Governing streaming data in Amazon DataZone with the Data Solutions Framework on AWS

Effective data governance has long been a critical priority for organizations seeking to maximize the value of their data assets. It encompasses the processes, policies, and practices an organization uses to manage its data resources. The key goals of data governance are to make data discoverable and usable by those who need it, accurate and consistent, secure and protected from unauthorized access or misuse, and compliant with relevant regulations and standards. Data governance involves establishing clear ownership and accountability for data, including defining roles, responsibilities, and decision-making authority related to data management.

Traditionally, data governance frameworks have been designed to manage data at rest—the structured and unstructured information stored in databases, data warehouses, and data lakes.

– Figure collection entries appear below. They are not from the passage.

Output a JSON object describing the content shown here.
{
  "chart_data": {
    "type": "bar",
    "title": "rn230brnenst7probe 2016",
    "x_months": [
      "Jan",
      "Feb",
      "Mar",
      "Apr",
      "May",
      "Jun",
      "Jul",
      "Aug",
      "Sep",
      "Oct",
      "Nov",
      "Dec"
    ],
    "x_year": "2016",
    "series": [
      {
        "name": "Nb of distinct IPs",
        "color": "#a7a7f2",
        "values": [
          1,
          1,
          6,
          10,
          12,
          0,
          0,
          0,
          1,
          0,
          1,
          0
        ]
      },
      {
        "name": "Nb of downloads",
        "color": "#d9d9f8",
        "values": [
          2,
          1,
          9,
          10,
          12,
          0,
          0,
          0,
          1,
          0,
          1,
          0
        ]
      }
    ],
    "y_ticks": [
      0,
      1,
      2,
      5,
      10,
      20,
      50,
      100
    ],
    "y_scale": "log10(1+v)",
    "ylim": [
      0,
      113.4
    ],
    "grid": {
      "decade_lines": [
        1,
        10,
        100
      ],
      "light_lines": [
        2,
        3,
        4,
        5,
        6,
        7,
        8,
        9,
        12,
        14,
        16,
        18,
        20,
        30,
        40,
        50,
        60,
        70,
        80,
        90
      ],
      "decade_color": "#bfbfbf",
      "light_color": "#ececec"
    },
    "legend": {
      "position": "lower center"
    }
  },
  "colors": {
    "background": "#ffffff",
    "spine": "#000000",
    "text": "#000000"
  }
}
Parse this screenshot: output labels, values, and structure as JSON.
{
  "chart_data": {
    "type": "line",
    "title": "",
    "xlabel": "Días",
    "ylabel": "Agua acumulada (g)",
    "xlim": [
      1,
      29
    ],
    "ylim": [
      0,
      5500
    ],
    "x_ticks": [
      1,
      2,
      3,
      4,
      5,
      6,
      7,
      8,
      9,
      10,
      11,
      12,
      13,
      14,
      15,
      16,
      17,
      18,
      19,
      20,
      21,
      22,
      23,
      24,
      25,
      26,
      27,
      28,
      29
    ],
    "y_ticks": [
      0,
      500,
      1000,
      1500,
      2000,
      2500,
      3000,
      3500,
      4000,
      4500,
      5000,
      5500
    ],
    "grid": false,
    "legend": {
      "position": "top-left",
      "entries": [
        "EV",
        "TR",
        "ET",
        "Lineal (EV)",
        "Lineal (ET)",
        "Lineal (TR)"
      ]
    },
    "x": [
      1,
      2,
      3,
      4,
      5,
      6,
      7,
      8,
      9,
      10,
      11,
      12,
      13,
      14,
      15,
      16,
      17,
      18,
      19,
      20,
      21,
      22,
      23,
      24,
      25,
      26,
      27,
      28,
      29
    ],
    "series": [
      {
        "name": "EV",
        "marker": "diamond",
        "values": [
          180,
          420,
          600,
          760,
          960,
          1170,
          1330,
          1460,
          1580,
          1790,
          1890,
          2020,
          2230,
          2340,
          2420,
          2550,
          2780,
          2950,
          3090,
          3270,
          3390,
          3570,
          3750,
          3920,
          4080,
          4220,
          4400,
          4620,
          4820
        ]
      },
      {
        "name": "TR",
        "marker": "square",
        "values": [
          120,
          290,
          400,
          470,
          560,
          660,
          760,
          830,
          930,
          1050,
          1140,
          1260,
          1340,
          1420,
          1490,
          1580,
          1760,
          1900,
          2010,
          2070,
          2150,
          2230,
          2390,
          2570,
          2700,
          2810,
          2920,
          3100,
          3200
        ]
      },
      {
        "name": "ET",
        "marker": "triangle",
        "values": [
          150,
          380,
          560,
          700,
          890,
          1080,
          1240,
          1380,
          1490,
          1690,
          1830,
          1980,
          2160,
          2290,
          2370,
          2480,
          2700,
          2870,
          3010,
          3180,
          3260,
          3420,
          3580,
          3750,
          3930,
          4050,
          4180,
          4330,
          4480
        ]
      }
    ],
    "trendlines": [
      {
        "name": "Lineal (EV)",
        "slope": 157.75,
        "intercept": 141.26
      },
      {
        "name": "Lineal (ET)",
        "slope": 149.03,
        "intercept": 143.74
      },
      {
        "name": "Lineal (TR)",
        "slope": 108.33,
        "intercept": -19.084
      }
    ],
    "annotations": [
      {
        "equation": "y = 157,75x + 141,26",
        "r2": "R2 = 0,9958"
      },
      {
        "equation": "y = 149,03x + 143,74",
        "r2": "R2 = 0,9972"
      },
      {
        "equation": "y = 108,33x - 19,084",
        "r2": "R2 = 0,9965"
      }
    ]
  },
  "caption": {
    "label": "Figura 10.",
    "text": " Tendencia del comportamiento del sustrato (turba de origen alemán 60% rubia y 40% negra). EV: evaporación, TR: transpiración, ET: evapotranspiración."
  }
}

Amazon DataZone is a data governance and catalog service from Amazon Web Services (AWS) that allows organizations to centrally discover, control, and evolve schemas for data at rest including AWS Glue tables on Amazon Simple Storage Service (Amazon S3), Amazon Redshift tables, and Amazon SageMaker models.

However, the rise of real-time data streams and streaming data applications impacts data governance, necessitating changes to existing frameworks and practices to effectively manage the new data dynamics. Governing these rapid, decentralized data streams presents a new set of challenges that extend beyond the capabilities of many conventional data governance approaches. Factors such as the ephemeral nature of streaming data, the need for real-time responsiveness, and the technical complexity of distributed data sources require a reimagining of how we think about data oversight and control.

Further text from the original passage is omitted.